As it did for Ford, today marks a step toward ending Holden’s entire Australian manufacturing program. But, while Ford continued to build engines until just weeks before Falcon and Territory production ended, Holden intends to continue building the Commodore through to the end of 2017.
The scheduled and long-anticipated end of production sees 175 people made redundant, but Holden says that 57 others had already left before today, with the majority finding employment elsewhere and others retiring.
It is likely that the future remains unclear for some, although Holden says it has been providing transition help and services since last year, including information sessions, workshops, career counselling, employment expos, résumé writing, interview skills preparation and up to $3000 in approved training.
In a statement today, the company said: “Holden acknowledges the impact the end of local manufacturing has on our people and their families, across the country and throughout the industry. We are doing everything in our power to allow our people to make considered choices and help them move onto their next opportunity.”
“Holden has proactively engaged with HR and business leaders in Victoria and interstate who have toured the Port Melbourne site and viewed the variety of skills and capabilities of our workforce.
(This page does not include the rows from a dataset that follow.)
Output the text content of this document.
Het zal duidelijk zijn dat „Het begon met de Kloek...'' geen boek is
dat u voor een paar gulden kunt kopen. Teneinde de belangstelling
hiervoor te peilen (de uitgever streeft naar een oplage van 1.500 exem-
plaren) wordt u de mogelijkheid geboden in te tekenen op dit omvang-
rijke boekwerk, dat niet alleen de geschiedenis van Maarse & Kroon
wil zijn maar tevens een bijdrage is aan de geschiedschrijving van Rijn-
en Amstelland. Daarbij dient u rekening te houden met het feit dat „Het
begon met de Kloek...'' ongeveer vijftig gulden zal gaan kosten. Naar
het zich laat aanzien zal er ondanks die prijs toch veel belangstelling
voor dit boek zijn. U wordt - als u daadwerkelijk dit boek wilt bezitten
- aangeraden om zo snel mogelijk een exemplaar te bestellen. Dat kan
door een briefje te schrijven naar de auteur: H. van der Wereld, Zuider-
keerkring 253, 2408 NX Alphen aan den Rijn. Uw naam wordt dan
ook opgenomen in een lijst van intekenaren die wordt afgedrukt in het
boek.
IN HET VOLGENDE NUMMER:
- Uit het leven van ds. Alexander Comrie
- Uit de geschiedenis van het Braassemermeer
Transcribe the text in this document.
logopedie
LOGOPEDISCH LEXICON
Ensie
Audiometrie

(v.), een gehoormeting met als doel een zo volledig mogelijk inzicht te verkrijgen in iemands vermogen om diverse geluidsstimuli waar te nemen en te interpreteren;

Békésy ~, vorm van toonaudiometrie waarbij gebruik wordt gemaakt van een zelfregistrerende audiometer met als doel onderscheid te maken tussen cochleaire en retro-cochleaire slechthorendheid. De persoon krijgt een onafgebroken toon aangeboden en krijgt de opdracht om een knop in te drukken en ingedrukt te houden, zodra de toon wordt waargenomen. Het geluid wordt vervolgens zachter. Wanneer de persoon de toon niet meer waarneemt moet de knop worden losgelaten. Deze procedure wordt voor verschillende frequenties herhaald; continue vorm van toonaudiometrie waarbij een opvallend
Employees who have secured another job have been able to access an early voluntary separation package, helping them to take up opportunities.”
Holden manufacturing chief Richard Phillips said that the dedication, productivity and attention to quality of the Holden Engine Operations staff is “testament to their passion and professionalism”.
“The employees at Holden Engine Operations have made an enormous contribution to our company and the entire Australian motoring industry,” Phillips said.
“The team was recognised just this year with the top prize as the Most Valuable Plant for Productivity across General Motors International, which reflects the pride and dedication of this team.”
Holden chairman and managing director, Mark Bernhard, said the company is committed to “ensuring it remains an icon” on the Australian automotive landscape.
“We are making significant investments to ensure Holden’s long-term future success. The best way we can honour our people and their legacy is by building a bright future and that’s exactly what we’re doing,” he said.
Holden says it has built more than 10 million engines in Australia since full-scale engine production began in 1948, while a grand total of 1,137,282 engines came out of the Fishermans Bend HFV6 site in Port Melbourne since it began operations in 2003. The one-million milestone was reached in early 2014, around six months after the company announced it would end local manufacturing.
Just under half of the Australian-built HFV6 (‘High Feature V6’) engines were exported internationally, with 699,806 units going into domestic-market cars.
Holden also built V8 engines in Port Melbourne for the Kingswood and Monaro, but the local V8 was swapped for an imported unit at the end of the 20th century.
Four-cylinder engines once figured in the local production schedule, too. But, like the V8, it was phased out in favour of an imported option.
The last HFV6 engine, built today, will be kept as part of Holden’s heritage collection.
With a view to seeing out Commodore production and any remaining export commitments, Holden says a number of components and engines have been produced ahead of final vehicle assembly, “as is normal practice in the car industry”.
Bernhard said that today “was an emotional time”, but that the company is “proud to retain a significant presence in Australia for the long term”.
“This includes more than 300 people in our local design and engineering workforces across our world-class design studios in Port Melbourne and the outstanding Holden Proving Ground in Lang Lang.”
“This is in addition to the approximately 700 corporate staff and 10,000 people employed across our dealer network,” he added.
Richard Phillips said today that Holden’s transition out of local manufacturing and into a full-import operation, “continues to happen in a planned, phased and orderly process”.